1. A Kubernetes container GPU sharing method is characterized by comprising the following steps:

calling the Kubernetes, constructing a container group pod based on the operation node with the shared GPU requirement, and issuing the GPU shared resource in the pod;

the deploying of the GPU extension scheduler in the Kubernets includes that the GPU extension scheduler includes GPU sharing strategy configuration parameters, and the method includes:

2. The kubernets container-sharing GPU method according to claim 1, wherein the determining of the operation node in the container orchestration engine kubernets, mounting a GPU on the operation node, and acquiring a GPU reporting resource of each operation node includes:

3. The Kubernetes container-based GPU sharing method of claim 1, wherein the deploying a GPU sharing device plugin component for each running node, obtaining the running node with shared GPU requirements, and determining GPU shared resources comprises:

deploying the GPU sharing equipment plug-in components for each running node based on a daemon process controller DaemonSet;

4. The Kubernetes container-shared GPU method of claim 3, wherein the deploying a GPU sharing device plug-in component for each running node, obtaining the running node with shared GPU requirements, and after determining GPU shared resources, further comprises:

5. The kubernets container GPU sharing method of claim 1, wherein the invoking the kubernets, constructing a controller pod based on the running node with the shared GPU requirement, and issuing GPU shared resource information in the pod comprises:

binding the run node and pod based on the GPU extension scheduler;

6. The Kubernetes container-shared GPU method of claim 5, wherein binding the running node and pod based on the GPU extension scheduler comprises:

and binding the operating node and the pod by using the Kubernets API Server.

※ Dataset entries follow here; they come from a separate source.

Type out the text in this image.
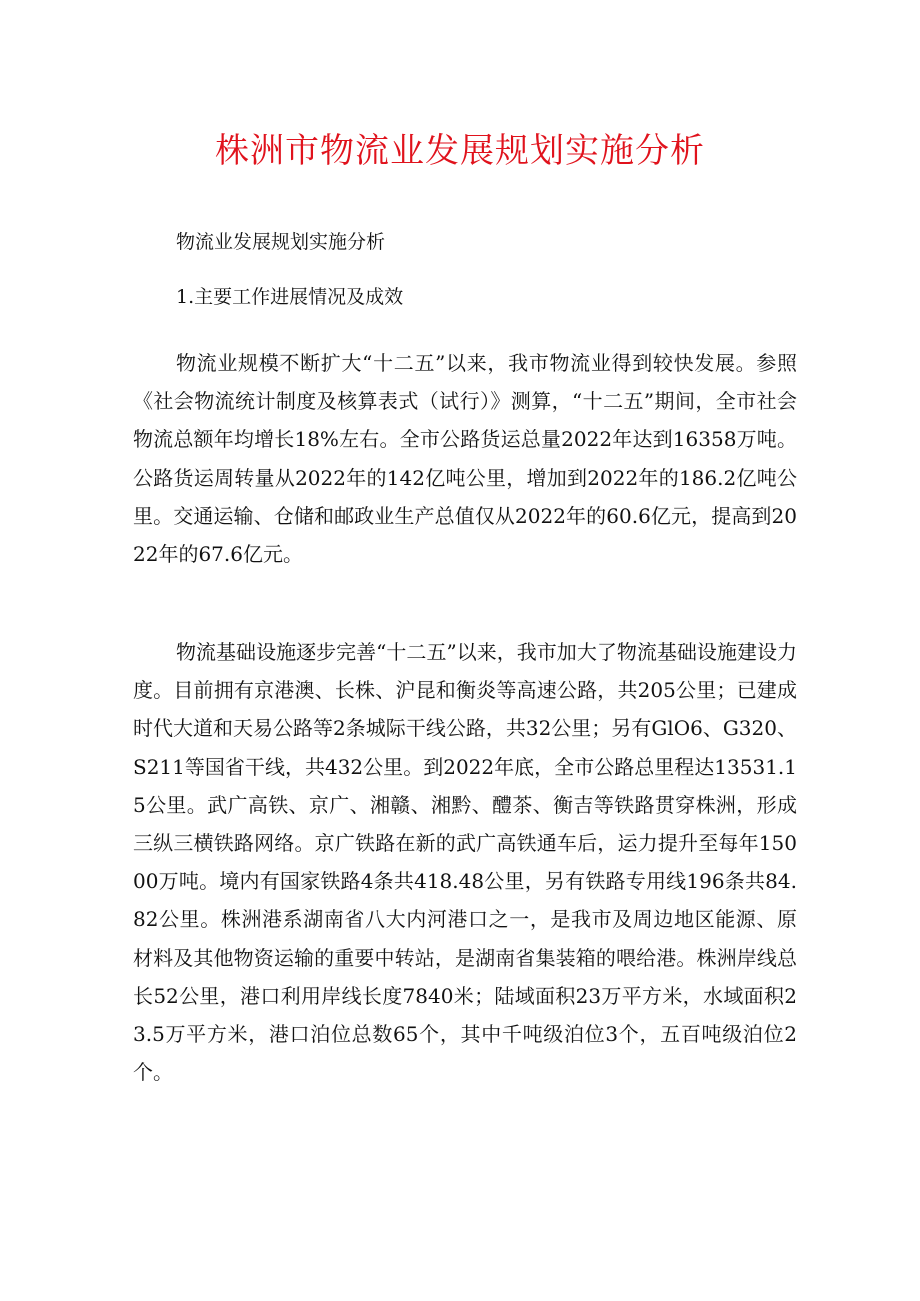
株洲市物流业发展规划实施分析

物流业发展规划实施分析

1.主要工作进展情况及成效

物流业规模不断扩大“十二五”以来，我市物流业得到较快发展。参照《社会物流统计制度及核算表式（试行）》测算，“十二五”期间，全市社会物流总额年均增长18%左右。全市公路货运总量2022年达到16358万吨。公路货运周转量从2022年的142亿吨公里，增加到2022年的186.2亿吨公里。交通运输、仓储和邮政业生产总值仅从2022年的60.6亿元，提高到2022年的67.6亿元。

物流基础设施逐步完善“十二五”以来，我市加大了物流基础设施建设力度。目前拥有京港澳、长株、沪昆和衡炎等高速公路，共205公里；已建成时代大道和天易公路等2条城际干线公路，共32公里；另有GlO6、G320、S211等国省干线，共432公里。到2022年底，全市公路总里程达13531.15公里。武广高铁、京广、湘赣、湘黔、醴茶、衡吉等铁路贯穿株洲，形成三纵三横铁路网络。京广铁路在新的武广高铁通车后，运力提升至每年15000万吨。境内有国家铁路4条共418.48公里，另有铁路专用线196条共84.82公里。株洲港系湖南省八大内河港口之一，是我市及周边地区能源、原材料及其他物资运输的重要中转站，是湖南省集装箱的喂给港。株洲岸线总长52公里，港口利用岸线长度7840米；陆域面积23万平方米，水域面积23.5万平方米，港口泊位总数65个，其中千吨级泊位3个，五百吨级泊位2个。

7. A kubernets container shared GPU system, comprising:

the calling module is used for calling the Kubernets, constructing a pod based on the operation node with the shared GPU requirement, and issuing the GPU shared resource in the pod;

the deployment module is specifically configured to:

8. An electronic device comprising a memory, a processor, and a computer program stored on the memory and executable on the processor, wherein the processor, when executing the program, implements the kubernets container-shared GPU method of any of claims 1 to 6.

9. A non-transitory computer readable storage medium having stored thereon a computer program, wherein the computer program when executed by a processor implements the kubernets container-shared GPU method of any of claims 1 to 6.